Finales de junio de 2016, hace ahora ya casi seis años. Los Brooklyn Nets, motivados tras una eliminación en siete partidos en primera ronda y con su nuevo dueño Mikhail Prokhorov presionando para luchar lo antes posible por el anillo, hacen un all-in y llegan a un acuerdo con los Boston Celtics para hacerse con los servicios de Kevin Garnett, Paul Pierce y Jason Terry a cambio, esencialmente, de su futuro: las primeras rondas de 2014, 2016 y 2018 sin protecciones, y el derecho a intercambiar sus elecciones en 2017.

“Hoy, los dioses del baloncesto han sonreído a los Nets”, declaró Prokhorov en la rueda de prensa de presentación de los nuevos jugadores.

“Disfruto del hecho de que la gente siga cuestionando a Kevin Garnett y Paul Pierce por su edad.
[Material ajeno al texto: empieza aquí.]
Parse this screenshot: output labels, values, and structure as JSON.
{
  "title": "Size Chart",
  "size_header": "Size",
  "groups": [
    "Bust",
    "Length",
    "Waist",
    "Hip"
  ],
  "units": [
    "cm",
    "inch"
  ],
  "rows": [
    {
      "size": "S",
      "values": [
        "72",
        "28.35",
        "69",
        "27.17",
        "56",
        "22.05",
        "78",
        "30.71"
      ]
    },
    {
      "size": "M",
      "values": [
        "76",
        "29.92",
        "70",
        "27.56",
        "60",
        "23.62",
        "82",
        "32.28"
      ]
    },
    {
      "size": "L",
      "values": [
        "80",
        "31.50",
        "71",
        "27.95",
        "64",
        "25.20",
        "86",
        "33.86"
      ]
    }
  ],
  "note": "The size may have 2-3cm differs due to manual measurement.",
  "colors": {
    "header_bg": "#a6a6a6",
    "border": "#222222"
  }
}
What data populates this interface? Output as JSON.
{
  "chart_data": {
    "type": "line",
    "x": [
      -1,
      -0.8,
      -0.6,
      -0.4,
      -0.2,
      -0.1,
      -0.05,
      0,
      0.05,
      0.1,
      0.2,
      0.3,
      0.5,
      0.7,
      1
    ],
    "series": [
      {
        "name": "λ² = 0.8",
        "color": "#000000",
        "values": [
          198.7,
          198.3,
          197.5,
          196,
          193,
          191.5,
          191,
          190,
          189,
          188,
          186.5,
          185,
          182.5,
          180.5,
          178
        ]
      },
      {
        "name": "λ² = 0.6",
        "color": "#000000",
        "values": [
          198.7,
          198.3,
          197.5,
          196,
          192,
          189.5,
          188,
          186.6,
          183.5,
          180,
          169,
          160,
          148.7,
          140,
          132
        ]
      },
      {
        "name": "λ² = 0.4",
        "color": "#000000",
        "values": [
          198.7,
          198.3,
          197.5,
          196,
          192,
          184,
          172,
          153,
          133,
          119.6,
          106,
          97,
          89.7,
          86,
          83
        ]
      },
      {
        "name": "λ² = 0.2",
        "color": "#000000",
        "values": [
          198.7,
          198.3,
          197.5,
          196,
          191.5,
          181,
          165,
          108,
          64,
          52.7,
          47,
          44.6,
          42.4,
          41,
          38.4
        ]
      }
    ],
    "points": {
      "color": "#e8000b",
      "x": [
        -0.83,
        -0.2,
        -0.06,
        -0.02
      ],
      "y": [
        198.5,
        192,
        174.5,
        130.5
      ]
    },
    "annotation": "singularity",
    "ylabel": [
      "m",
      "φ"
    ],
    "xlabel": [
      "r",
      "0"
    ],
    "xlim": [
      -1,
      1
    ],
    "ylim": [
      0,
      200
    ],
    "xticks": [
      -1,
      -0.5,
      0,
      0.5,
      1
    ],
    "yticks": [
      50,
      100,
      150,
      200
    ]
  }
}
Sé que van a demostrar que la gente se equivoca, así que no estoy preocupado para nada”, aseguraba el general manager, Billy King.

Dos años y medio después, en enero de 2016, Billy King era despedido, pagando los platos rotos de una operación de la cual fue tan culpable como él el mismo Prokhorov, pero que probablemente manche para siempre el historial de King hasta el punto de que nunca vuelva a tener un trabajo como general manager. Porque estamos hablando de uno de los peores traspasos de la historia. No es solo que no pudieran disfrutar de elecciones del Draft que han correspondido a Jaylen Brown, Collin Sexton y Markelle Fultz (o Jayson Tatum tras el traspaso de los Celtics), es que no poseer sus picks también les privó durante años de tocar fondo con el único beneficio que ello conlleva, tener una buena elección, o de contar con estos activos de cara a buscar otros traspasos.

El Draft celebrado en 2017 marca el final de esta época negra para los Brooklyn Nets. Con la selección de Collin Sexton por parte de los Cleveland Cavaliers la deuda de los Nets queda saldada, y por fin podrán contar con todos sus picks futuros. Además, desde la llegada de Sean Marks en 2016 la franquicia tomó la inteligente medida de sanear utilizar todas las formas posibles para hacerse con elecciones extra aunque fuese asumiendo salarios no deseados por otras franquicias, al mismo tiempo que evitaba comprometerse con salarios muy a largo plazo. Esa estrategia ha encontrado uno de sus toques finales en el traspaso de Timofey Mozgov a cambio de Dwight Howard, movimiento que supone que Brooklyn no tendrá apenas más de $25 millones comprometidos para el verano de 2019.

Han sido varios años en el agujero y sin esperanzas, un lustro completo, pero los Brooklyn Nets empiezan a ver la luz al final del túnel.

Y la han visto consiguiendo clasificarse para playoffs, algo que no conseguían desde la temporada 2014-15.